It never ceases to amaze me the role that technology plays in education and the acquisition of new skills. For example, yesterday was a snow day, despite the fact that my daughter didn’t have school and I wasn’t teaching in a typical classroom setting there was tons of learning occurring in my house.
While I was lesson planning in Google Drive, creating new ASSISTments for a PD session, and attending 3DGameLab camp on video game design, my 8 year old was asking for more practice work in Khan Academy and learning about computers on Discovery Kids Puterbugs. Even today with a sick day for one of my kiddos I’ll still be working from home and as she feels better I am sure there will be Khan and Puterbugs in her future. Yet, this independent learning and working from home still hasn’t permeated the walls of most educational institutions.
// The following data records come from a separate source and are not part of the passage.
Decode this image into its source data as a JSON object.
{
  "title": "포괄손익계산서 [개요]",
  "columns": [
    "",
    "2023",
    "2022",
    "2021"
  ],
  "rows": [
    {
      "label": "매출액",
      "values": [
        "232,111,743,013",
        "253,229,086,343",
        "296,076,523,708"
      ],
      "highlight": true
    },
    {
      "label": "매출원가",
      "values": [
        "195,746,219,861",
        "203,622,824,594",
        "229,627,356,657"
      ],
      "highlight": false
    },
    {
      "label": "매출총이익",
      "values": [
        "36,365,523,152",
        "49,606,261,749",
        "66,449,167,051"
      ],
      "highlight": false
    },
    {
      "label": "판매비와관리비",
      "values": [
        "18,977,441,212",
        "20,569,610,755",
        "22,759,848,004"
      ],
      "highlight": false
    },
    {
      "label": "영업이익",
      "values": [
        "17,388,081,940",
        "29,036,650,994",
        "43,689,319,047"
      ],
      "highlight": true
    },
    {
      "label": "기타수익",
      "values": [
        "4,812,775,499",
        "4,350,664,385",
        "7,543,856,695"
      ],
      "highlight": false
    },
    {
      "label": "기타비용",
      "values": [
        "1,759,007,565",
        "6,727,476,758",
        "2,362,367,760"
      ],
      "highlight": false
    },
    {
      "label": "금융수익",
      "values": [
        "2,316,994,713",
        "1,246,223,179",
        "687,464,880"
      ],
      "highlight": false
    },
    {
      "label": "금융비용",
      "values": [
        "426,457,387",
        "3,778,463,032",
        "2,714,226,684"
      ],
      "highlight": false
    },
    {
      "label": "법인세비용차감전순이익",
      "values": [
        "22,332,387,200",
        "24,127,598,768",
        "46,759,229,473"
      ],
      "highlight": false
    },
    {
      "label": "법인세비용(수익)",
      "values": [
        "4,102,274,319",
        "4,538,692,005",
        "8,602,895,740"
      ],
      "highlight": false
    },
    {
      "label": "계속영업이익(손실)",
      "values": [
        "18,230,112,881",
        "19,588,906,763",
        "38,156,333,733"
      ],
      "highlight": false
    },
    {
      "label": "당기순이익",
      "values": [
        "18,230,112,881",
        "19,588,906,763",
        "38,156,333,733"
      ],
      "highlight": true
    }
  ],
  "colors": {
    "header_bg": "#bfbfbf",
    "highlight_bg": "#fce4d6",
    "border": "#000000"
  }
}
The change process in education seems as though it plugs along at such a slow pace that it is always behind the needs of society.
Maybe it doesn’t need to be a snow day where it counts as a missed day of school. These days could be educational opportunities for digital learning. However, with parts of the country still without internet access, the digital divide impedes this as an option in rural communities. Certainly, this is an option that could be explored more in the future. Think of the financial savings of this day not being added to the end of the year. One less day that the school busses need to run. One less day the lights need to be on in the classroom. Just because we are not in the physical four walls of a brick and mortar school doesn’t means that learning can’t occur. Even at the elementary level this is a possibility with the right supports for teacher professional development and technology resources in place.